TRACY BYRNES: They did (consider opening a plant in Tennessee) but their sister brand, Volkswagen, is in Mexico already so I understand that the economies of scale are there for them. The part that bothered me though is the Chairman of Audi came out and said that they had competitive cost structures in Mexico and existing free trade agreements and that was part of the decision making process. We should have that. How come we don't have that here in the United States? How come he's not saying that the United States has that and I could build here? That part bothered me.
WAYNE ROGERS: Well, you've got to come back to the cost again. It's not a question of whether it's good, bad, morally good or bad. It's a cost item and those guys are looking at the bottom line and they're willing to stand in the face of a murder rate that is one of the greatest in the world, John mentioned the security problem, and they're willing to take that on because of the cost. They'll get a substantially lower cost for that automobile and you know we had a law here and John I would defer to him about this, because he would know about this on the Texas border. You had a tax break by establishing a factory just over the border and you could get a tax break doing that and still get the advantage of the low-cost labor.
ELIMINATING CERTAIN MORTGAGE DEDUCTIONS: GOOD OR BAD FOR HOUSING AND ECONOMY?
DAVID MERCER: Well it's good to see Romney coming out with a plan, rather than telling those facing foreclosure that the market bottomed-out, but with that said, I think it is good.

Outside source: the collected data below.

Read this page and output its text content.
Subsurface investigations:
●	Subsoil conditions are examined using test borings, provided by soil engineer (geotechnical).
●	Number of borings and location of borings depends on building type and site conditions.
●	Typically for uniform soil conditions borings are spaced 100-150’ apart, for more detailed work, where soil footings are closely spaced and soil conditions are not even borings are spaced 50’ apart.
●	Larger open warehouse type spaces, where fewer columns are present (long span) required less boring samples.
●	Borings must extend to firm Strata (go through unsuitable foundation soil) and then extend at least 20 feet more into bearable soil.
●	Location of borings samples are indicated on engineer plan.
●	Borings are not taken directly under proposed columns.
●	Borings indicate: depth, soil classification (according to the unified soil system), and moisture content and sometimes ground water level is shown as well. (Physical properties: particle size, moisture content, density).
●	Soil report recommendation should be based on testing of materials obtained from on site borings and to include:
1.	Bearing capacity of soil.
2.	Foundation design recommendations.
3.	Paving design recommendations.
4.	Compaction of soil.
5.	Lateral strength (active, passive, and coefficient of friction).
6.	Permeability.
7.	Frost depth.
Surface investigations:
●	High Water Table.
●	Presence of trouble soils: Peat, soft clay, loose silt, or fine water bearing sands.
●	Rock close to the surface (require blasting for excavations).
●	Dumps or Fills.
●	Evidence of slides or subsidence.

Second homebuyers are paying with cash. They're not affected necessarily by the deductions and I don't think it will affect the market. To do so on your average buyer, I think would be troublesome and until the market steadies out, I think we need those mortgage deductions for the middle class, but for the wealthy that are paying cash I think it's fine.
WAYNE ROGERS: You couldn't be more wrong. Of course it's going to hurt the housing market. Anything you do like that is going to hurt the housing market. You're making a statement because you're saying rich people buy a second home. Maybe there are some poor people who want a second home too pal.
TRACY BYRNES: If you're going to take it away on second homes, take it all away Cheryl. Flat-tax this thing already, because it's on the rich again. We pick and choose. One third of people who actually qualify for a mortgage interest reduction actually take it, because the rest of them take the standard deduction anyway. I'm not sure that it will hurt the housing market, but it will hurt the morale of those out there.
JOHN LAYFIELD: It doesn't matter. Interest rates could be at zero, you could have double the mortgage-rate deduction and people can't afford to buy homes right now in this country. They can't afford to buy homes. Second homes are an investment. Why give a tax break for an investment?
JONATHAN HOENIG: Maybe I'm old fashioned Cheryl, but things like the constitution and equal treatment under the law kind of matter. So that means getting rid of, as Tracy pointed out, all deductions and stop treating people with two sets of rules. If it's good for the one percent, it's good for the 99 as well.
WHAT DO I NEED TO KNOW?
TRACY BYRNES: More women than men gunning for high-paying jobs.
JOHN LAYFIELD: Cheap natural gas makes Dow Chemical (DOW) a good play.
WAYNE ROGERS: Wells Fargo (WFC) provides stability in a shaky banking sector.
JONATHAN HOENIG: Dodd-Frank regulations will help Knight Capital (KCG) take bank profits.